The TSX is up about 23 per cent from the recent low hit Jan. 21 — and analysts wouldn’t be surprised to see some pullback from these levels.
“We’re bumping our heads around the 15,000 level and the market is overbought at these levels here because it came up so fast,” said Joe Ismail, technical analyst for Maison Placements.
“So if pulls back 400, 500 points from here I wouldn’t be surprised — but I’ll be very comfortable with that. We will have short term consolidation for the balance of May and June and probably have a good summer.”
The TSX energy sector climbed 1.9 per cent as oil prices continued to surge. The June crude contract in New York was up $2.08 to US$129.13. EnCana Corp. (TSX:ECA) moved up $1.50 to $95.70 and Suncor Energy Inc. (TSX:SU) ran ahead $2.73 to $70.26.
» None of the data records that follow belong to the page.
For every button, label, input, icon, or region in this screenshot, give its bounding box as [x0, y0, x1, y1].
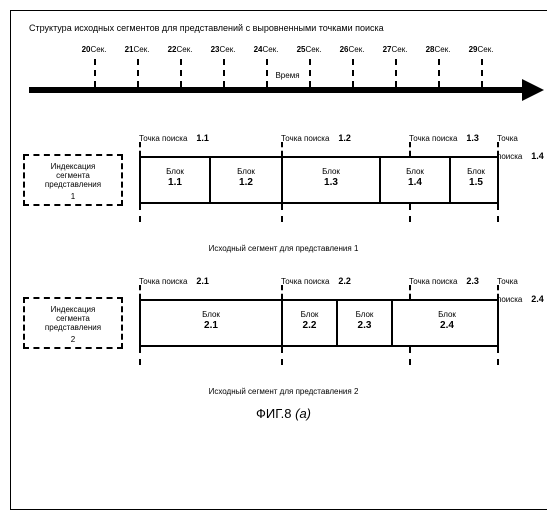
tick-icon: [266, 59, 268, 87]
block: Блок1.3: [283, 158, 381, 202]
search-point-tick-icon: [409, 142, 411, 156]
search-point-tick-icon: [281, 347, 283, 365]
search-point: Точка поиска 1.1: [139, 128, 209, 156]
arrowhead-icon: [522, 79, 544, 101]
representation: Точка поиска 2.1 Точка поиска 2.2 Точка по…: [29, 271, 538, 396]
timeline: 20Сек. 21Сек. 22Сек. 23Сек. 24Сек. 25Сек. 26Се…: [29, 45, 538, 110]
search-point-tick-icon: [497, 285, 499, 299]
figure-number: ФИГ.8 (a): [29, 406, 538, 421]
search-point: Точка поиска 2.3: [409, 271, 479, 299]
tick-label: 29Сек.: [469, 45, 494, 54]
search-point-tick-icon: [281, 204, 283, 222]
search-point-tick-icon: [281, 285, 283, 299]
tick-icon: [137, 59, 139, 87]
block: Блок2.1: [141, 301, 283, 345]
tick-label: 28Сек.: [426, 45, 451, 54]
block: Блок2.4: [393, 301, 501, 345]
time-axis-label: Время: [275, 71, 299, 80]
search-point-tick-icon: [139, 204, 141, 222]
search-point-tick-icon: [409, 347, 411, 365]
block: Блок2.2: [283, 301, 338, 345]
tick-label: 26Сек.: [340, 45, 365, 54]
block: Блок1.1: [141, 158, 211, 202]
tick-label: 22Сек.: [168, 45, 193, 54]
search-point: Точка поиска 2.2: [281, 271, 351, 299]
tick-icon: [94, 59, 96, 87]
tick-label: 27Сек.: [383, 45, 408, 54]
figure-title: Структура исходных сегментов для предста…: [29, 23, 538, 33]
block: Блок1.5: [451, 158, 501, 202]
segment-strip: Блок1.1Блок1.2Блок1.3Блок1.4Блок1.5: [139, 156, 499, 204]
figure-container: Структура исходных сегментов для предста…: [10, 10, 547, 510]
tick-label: 23Сек.: [211, 45, 236, 54]
tick-icon: [481, 59, 483, 87]
block: Блок2.3: [338, 301, 393, 345]
search-point-tick-icon: [409, 285, 411, 299]
search-point-tick-icon: [281, 142, 283, 156]
segment-caption: Исходный сегмент для представления 1: [29, 244, 538, 253]
tick-icon: [180, 59, 182, 87]
tick-icon: [438, 59, 440, 87]
search-point: Точка поиска 1.2: [281, 128, 351, 156]
index-box: Индексация сегмента представления1: [23, 154, 123, 206]
search-point-tick-icon: [139, 142, 141, 156]
tick-label: 25Сек.: [297, 45, 322, 54]
segment-caption: Исходный сегмент для представления 2: [29, 387, 538, 396]
timeline-axis: [29, 87, 538, 93]
tick-icon: [309, 59, 311, 87]
block: Блок1.4: [381, 158, 451, 202]
segment-strip: Блок2.1Блок2.2Блок2.3Блок2.4: [139, 299, 499, 347]
tick-label: 24Сек.: [254, 45, 279, 54]
search-point-tick-icon: [497, 142, 499, 156]
search-point-tick-icon: [497, 347, 499, 365]
tick-label: 21Сек.: [125, 45, 150, 54]
index-box: Индексация сегмента представления2: [23, 297, 123, 349]
search-point: Точка поиска 2.4: [497, 271, 544, 299]
tick-icon: [395, 59, 397, 87]
search-point-tick-icon: [409, 204, 411, 222]
search-point: Точка поиска 1.3: [409, 128, 479, 156]
representation: Точка поиска 1.1 Точка поиска 1.2 Точка по…: [29, 128, 538, 253]
search-point: Точка поиска 1.4: [497, 128, 544, 156]
search-point-tick-icon: [139, 347, 141, 365]
search-point-tick-icon: [139, 285, 141, 299]
search-point: Точка поиска 2.1: [139, 271, 209, 299]
tick-icon: [223, 59, 225, 87]
tick-icon: [352, 59, 354, 87]
search-point-tick-icon: [497, 204, 499, 222]
block: Блок1.2: [211, 158, 283, 202]
tick-label: 20Сек.: [82, 45, 107, 54]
But BCE Inc. (TSX:BCE) was down $1.65 or 4.25 per cent to $37.17, well below the $42.75 per share promised in the $52-billion cash takeover announced last June by a group led by the Ontario Teachers’ Pension Plan. The New York Times has reported that banks behind the deal are pressing to amend the terms.
The TSX Venture Exchange advanced 44.58 points to 2,655.9 while the Canadian dollar moved up 0.51 cent to 100.53 cents US.
New York’s Dow Jones industrials fell 175.05 points to 12,853.11.
The Nasdaq composite index lost 28.91 points to 2,487.18 while the S&P 500 index gave back 11.84 points to 1,414.79 after the U.S. Labour Department reported wholesale inflation was 0.2 per cent in April — a moderate pace largely attributable to the agency’s seasonal adjustments. Excluding food and energy, prices rose 0.4 per cent in April — double what economists had expected.
As rising prices for fuel, food and utilities hit companies and consumers, the biggest home-renovation retailer in North America reported a 66 per cent drop in first-quarter profit to US$356 million. Home Depot Inc. said sales at stores open a year or more slumped 6.5 per cent. Its shares fell $1.20 to US$27.67 in New York.
The TSX financial sector was down almost one per cent with CIBC losing 92 cents to $74.20 and Bank of Montreal fell 58 cents to $49.39.
The gold sector was positive, ahead 1.5 per cent, as the June bullion contract on the Nymex rose $12.80 to US$918.60 an ounce. Barrick Gold (TSX:ABX) gained $1.12 to $41.30.
Base metal stocks were down 2.25 per cent with Teck Cominco Ltd. (TSX:TCK.B) losing $1.87 to $49.84.
Two market heavyweights were dragging the TSX lower. Research In Motion Ltd.(TSX:RIM) fell $4.91 to $135.40 while Potash Corp. lost $7.29 to $200.
Canadian Superior Energy Inc. (TSX:SNG) was up 25 cents at $4.26 after announcing a joint venture with Global LNG Inc. of New York to build a US$550-million liquefied natural gas import terminal 24 kilometres off New Jersey. Subject to regulatory approval, the Excalibur project is designed to begin delivering 2.4 billion cubic feet per day of gas by late 2011.
On overseas stock markets, Hong Kong’s key index fell 2.2 per cent on worries over high oil prices and weakness in mainland markets. The Hang Seng closed down 572.77 points at 25,169.46.
In its Hong Kong debut, Asia Cement jumped 38 per cent, boosted by earthquake reconstruction demand.
Tokyo’s Nikkei index declined 0.8 per cent, losing, 109.52 points to 14,160.09 as Japan’s central bank kept interest rates steady amid worries about a global slowdown.
London’s FTSE 100 index was down 146.9 points to 6,229.6, while the German DAX declined 115.47 to 7,110.47 and the Paris CAC-40 lost 86.39 points to 5,055.71.